The amendment laid out a mechanism for getting the sales tax back to 4% if the state was able to collect taxes from remote sellers, reading the sales tax rate “shall be reduced by one-tenth percent on July 1 following the calendar year for which each additional twenty million dollar increment of net revenue is collected and remitted by such remote sellers.”
Despite now being able to collect sales taxes from online transactions following a 2018 Supreme Court decision, the rate has not dropped from its 4.5% level.
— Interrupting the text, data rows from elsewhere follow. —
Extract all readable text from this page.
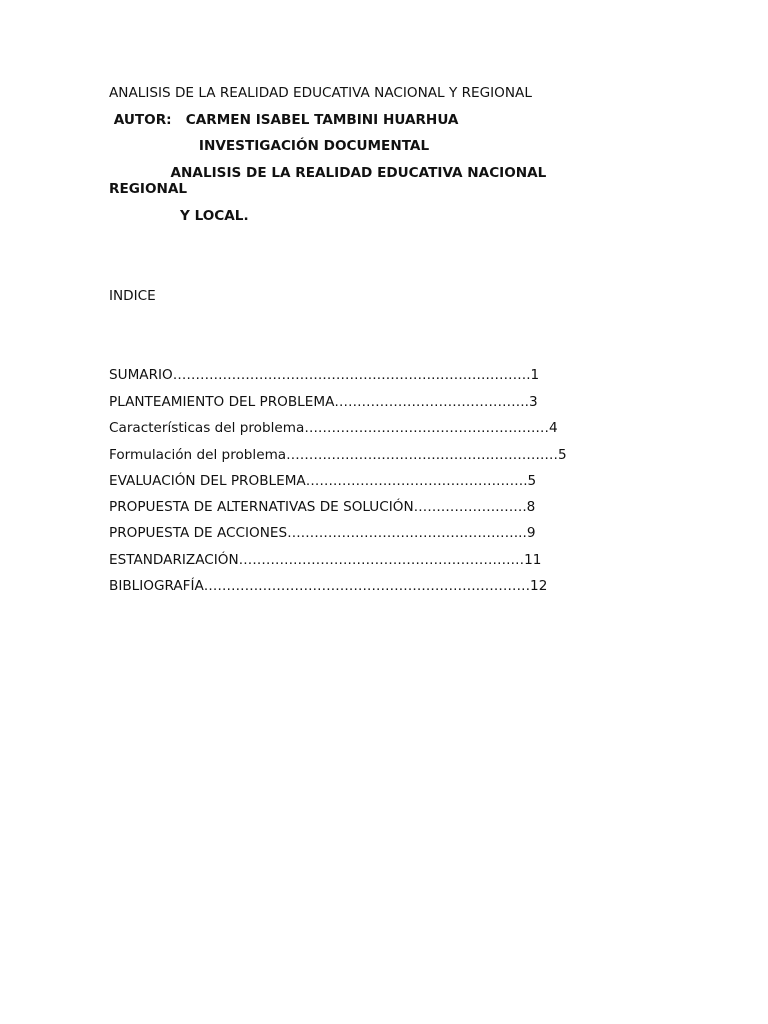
ANALISIS DE LA REALIDAD EDUCATIVA NACIONAL Y REGIONAL

AUTOR:   CARMEN ISABEL TAMBINI HUARHUA

INVESTIGACIÓN DOCUMENTAL

ANALISIS DE LA REALIDAD EDUCATIVA NACIONAL

REGIONAL

Y LOCAL.

INDICE

SUMARIO…………………………………………………………………….1
PLANTEAMIENTO DEL PROBLEMA…………………………………….3
Características del problema………………………………………………4
Formulación del problema……………………………………………………5
EVALUACIÓN DEL PROBLEMA………………………………………….5
PROPUESTA DE ALTERNATIVAS DE SOLUCIÓN…………………….8
PROPUESTA DE ACCIONES……………………………………………..9
ESTANDARIZACIÓN………………………………………………………11
BIBLIOGRAFÍA………………………………………………………………12
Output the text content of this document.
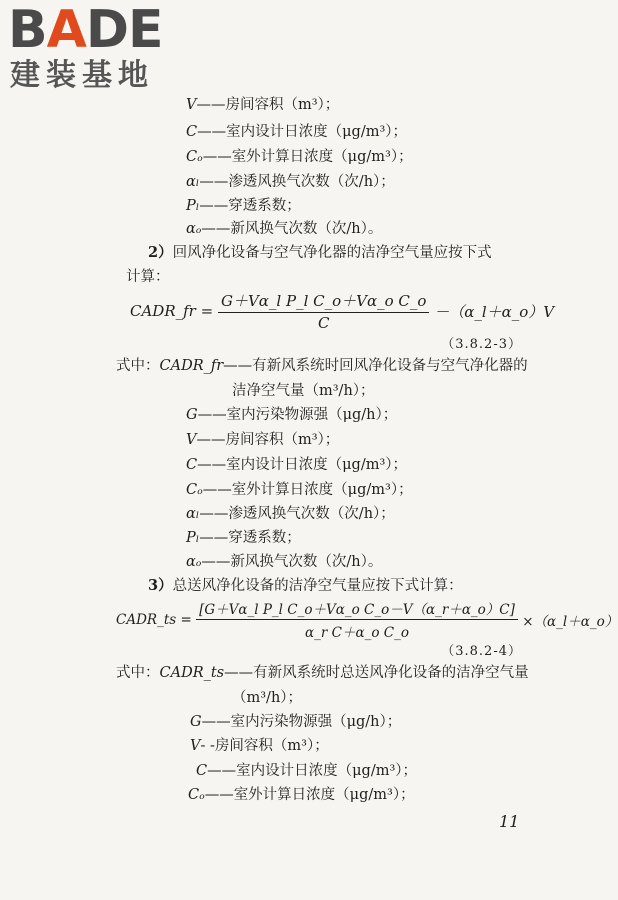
BADE
建装基地
V——房间容积（m³）；
C——室内设计日浓度（μg/m³）；
Cₒ——室外计算日浓度（μg/m³）；
αₗ——渗透风换气次数（次/h）；
Pₗ——穿透系数；
αₒ——新风换气次数（次/h）。
2）回风净化设备与空气净化器的洁净空气量应按下式
计算：
CADR_fr = $\frac{\text{G＋Vα\_l P\_l C\_o＋Vα\_o C\_o}}{C}$ －（α_l＋α_o）V
（3.8.2-3）
式中：CADR_fr——有新风系统时回风净化设备与空气净化器的
洁净空气量（m³/h）；
G——室内污染物源强（μg/h）；
V——房间容积（m³）；
C——室内设计日浓度（μg/m³）；
Cₒ——室外计算日浓度（μg/m³）；
αₗ——渗透风换气次数（次/h）；
Pₗ——穿透系数；
αₒ——新风换气次数（次/h）。
3）总送风净化设备的洁净空气量应按下式计算：
CADR_ts = $\frac{\text{[G＋Vα\_l P\_l C\_o＋Vα\_o C\_o－V（α\_r＋α\_o）C]}}{\text{α\_r C＋α\_o C\_o}}$ ×（α_l＋α_o）
（3.8.2-4）
式中：CADR_ts——有新风系统时总送风净化设备的洁净空气量
（m³/h）；
G——室内污染物源强（μg/h）；
V- -房间容积（m³）；
C——室内设计日浓度（μg/m³）；
Cₒ——室外计算日浓度（μg/m³）；
11
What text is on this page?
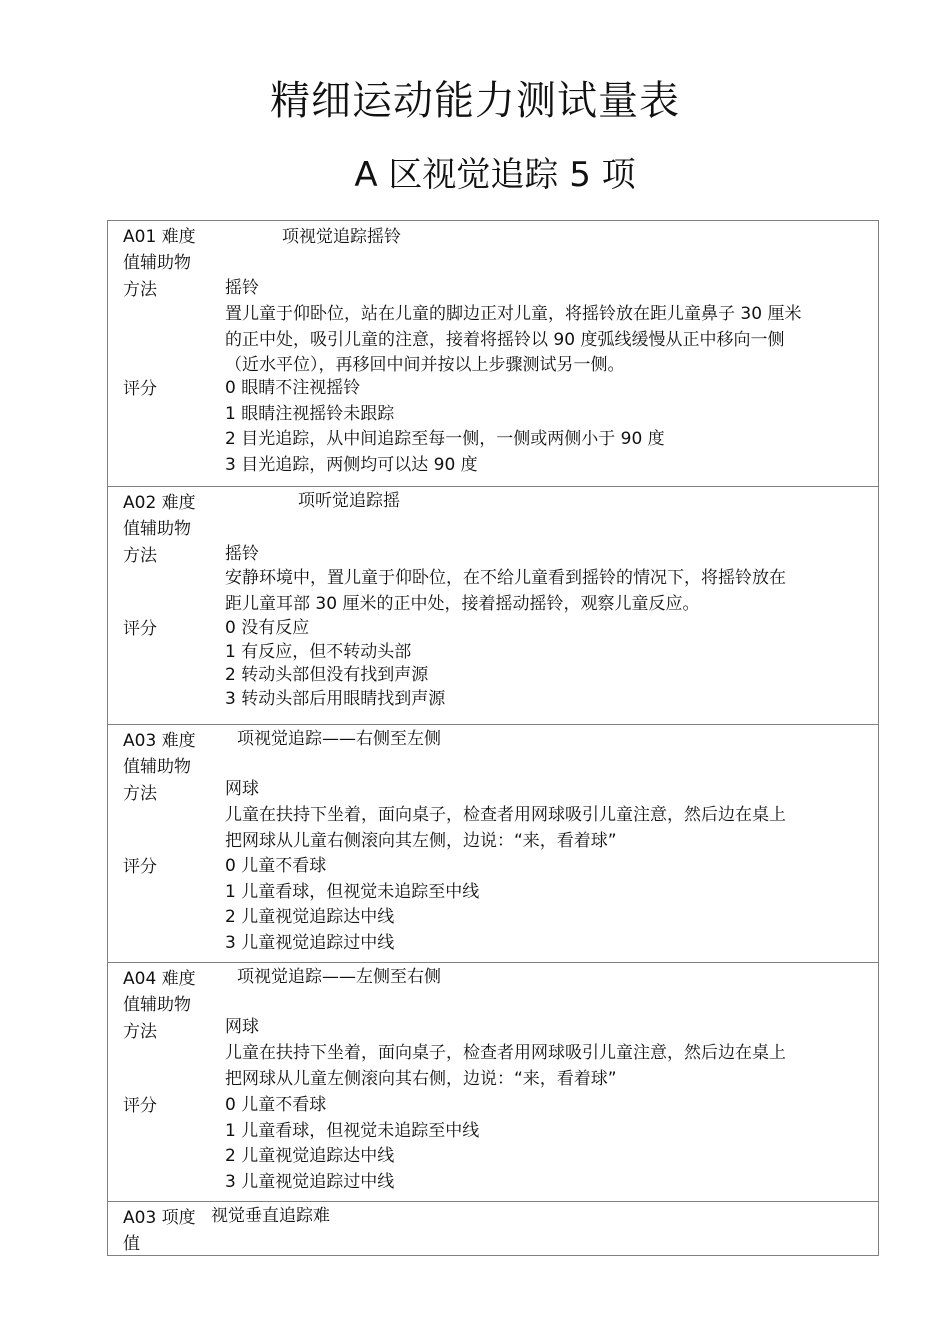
精细运动能力测试量表
A 区视觉追踪 5 项
A01 难度	项视觉追踪摇铃
值辅助物
方法	摇铃
置儿童于仰卧位，站在儿童的脚边正对儿童，将摇铃放在距儿童鼻子 30 厘米
的正中处，吸引儿童的注意，接着将摇铃以 90 度弧线缓慢从正中移向一侧
（近水平位），再移回中间并按以上步骤测试另一侧。
评分	0 眼睛不注视摇铃
1 眼睛注视摇铃未跟踪
2 目光追踪，从中间追踪至每一侧，一侧或两侧小于 90 度
3 目光追踪，两侧均可以达 90 度
A02 难度	项听觉追踪摇
值辅助物
方法	摇铃
安静环境中，置儿童于仰卧位，在不给儿童看到摇铃的情况下，将摇铃放在
距儿童耳部 30 厘米的正中处，接着摇动摇铃，观察儿童反应。
评分	0 没有反应
1 有反应，但不转动头部
2 转动头部但没有找到声源
3 转动头部后用眼睛找到声源
A03 难度 项视觉追踪——右侧至左侧
值辅助物
方法	网球
儿童在扶持下坐着，面向桌子，检查者用网球吸引儿童注意，然后边在桌上
把网球从儿童右侧滚向其左侧，边说：“来，看着球”
评分	0 儿童不看球
1 儿童看球，但视觉未追踪至中线
2 儿童视觉追踪达中线
3 儿童视觉追踪过中线
A04 难度 项视觉追踪——左侧至右侧
值辅助物
方法	网球
儿童在扶持下坐着，面向桌子，检查者用网球吸引儿童注意，然后边在桌上
把网球从儿童左侧滚向其右侧，边说：“来，看着球”
评分	0 儿童不看球
1 儿童看球，但视觉未追踪至中线
2 儿童视觉追踪达中线
3 儿童视觉追踪过中线
A03 项度 视觉垂直追踪难
值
That’s because many of the largest remote sellers in the state are not counted as revenue under the amendment, since they have some form of physical location in the state.
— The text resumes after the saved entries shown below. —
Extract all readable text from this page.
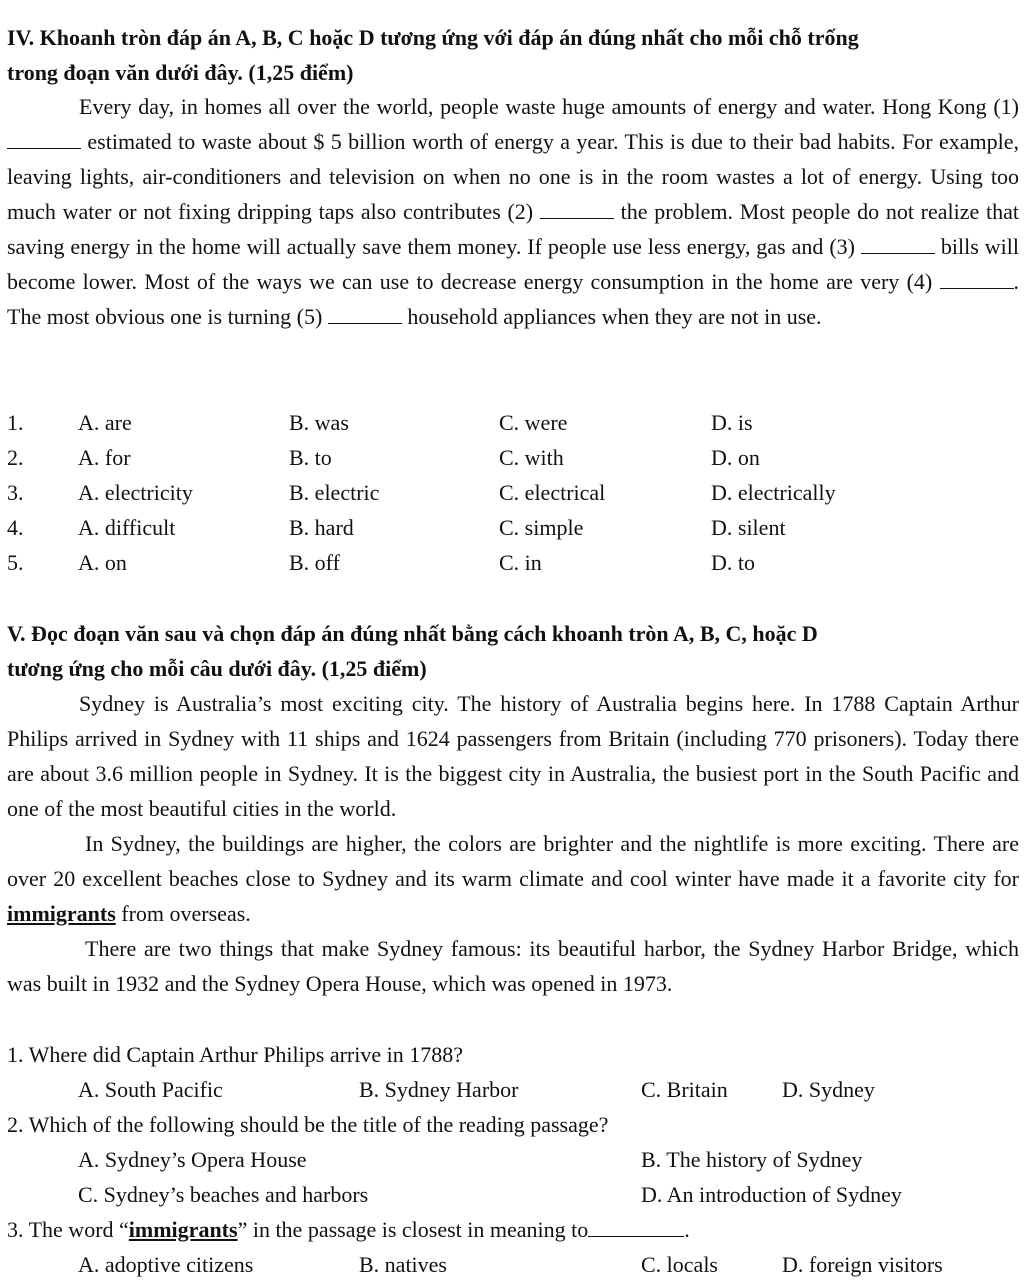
IV. Khoanh tròn đáp án A, B, C hoặc D tương ứng với đáp án đúng nhất cho mỗi chỗ trống
trong đoạn văn dưới đây. (1,25 điểm)
Every day, in homes all over the world, people waste huge amounts of energy and water. Hong Kong (1)  estimated to waste about $ 5 billion worth of energy a year. This is due to their bad habits. For example, leaving lights, air-conditioners and television on when no one is in the room wastes a lot of energy. Using too much water or not fixing dripping taps also contributes (2)	the problem. Most people do not realize that saving energy in the home will actually save them money. If people use less energy, gas and (3)	bills will become lower. Most of the ways we can use to decrease energy consumption in the home are very (4)	. The most obvious one is turning (5)	household appliances when they are not in use.
1. A. are	B. was	C. were	D. is
2. A. for	B. to	C. with	D. on
3. A. electricity	B. electric	C. electrical	D. electrically
4. A. difficult	B. hard	C. simple	D. silent
5. A. on	B. off	C. in	D. to
V. Đọc đoạn văn sau và chọn đáp án đúng nhất bằng cách khoanh tròn A, B, C, hoặc D
tương ứng cho mỗi câu dưới đây. (1,25 điểm)
Sydney is Australia’s most exciting city. The history of Australia begins here. In 1788 Captain Arthur Philips arrived in Sydney with 11 ships and 1624 passengers from Britain (including 770 prisoners). Today there are about 3.6 million people in Sydney. It is the biggest city in Australia, the busiest port in the South Pacific and one of the most beautiful cities in the world.
In Sydney, the buildings are higher, the colors are brighter and the nightlife is more exciting. There are over 20 excellent beaches close to Sydney and its warm climate and cool winter have made it a favorite city for immigrants from overseas.
There are two things that make Sydney famous: its beautiful harbor, the Sydney Harbor Bridge, which was built in 1932 and the Sydney Opera House, which was opened in 1973.
1. Where did Captain Arthur Philips arrive in 1788?
A. South Pacific	B. Sydney Harbor	C. Britain D. Sydney
2. Which of the following should be the title of the reading passage?
A. Sydney’s Opera House	B. The history of Sydney
C. Sydney’s beaches and harbors	D. An introduction of Sydney
3. The word “immigrants” in the passage is closest in meaning to	.
A. adoptive citizens	B. natives	C. locals	D. foreign visitors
“This is why people hate lawyers and politicians. The bill was written poorly on purpose, and they never wanted to roll back this tax,” said Karr, a House appropriator who has introduced bills in previous sessions to clear up this loophole. “So Walmart, Amazon, all these places sell online, and we're collecting that sales tax, but they have a shipping center or a return center, so all of a sudden they don't count [as remote sellers.] Well, that's ridiculous, because we obviously are collecting more sales tax overall.”
Karr, who also would support repealing the grocery tax, says rolling back the overall rate has the added benefit of lowering the burden on anything South Dakotans buy. Taking the projected 2024 sales and use tax collection of just over $1.4 billion, lowering the tax rate entirely back to its 2016 level would cost the state $160 million in revenue, significantly more than the grocery tax projection.
However, lowering it to 4.2% rather than all the way would carry a price tag nearly equivalent to the grocery tax cut.
For Sen. Jim Stalzer, who will chair the Senate Taxation Committee, an overall sales tax cut in practice would help South Dakota’s poorest citizens more than a grocery tax cut since those using an EBT card to buy groceries are already exempt from state and local taxes on their purchase.
Either way, Stalzer believes the legislative will is there for a return of some tax dollars.
“The only thing I'm sure of is we will do something,” Stalzer said. “And the money is there to cover it up without having to raise some other tax.”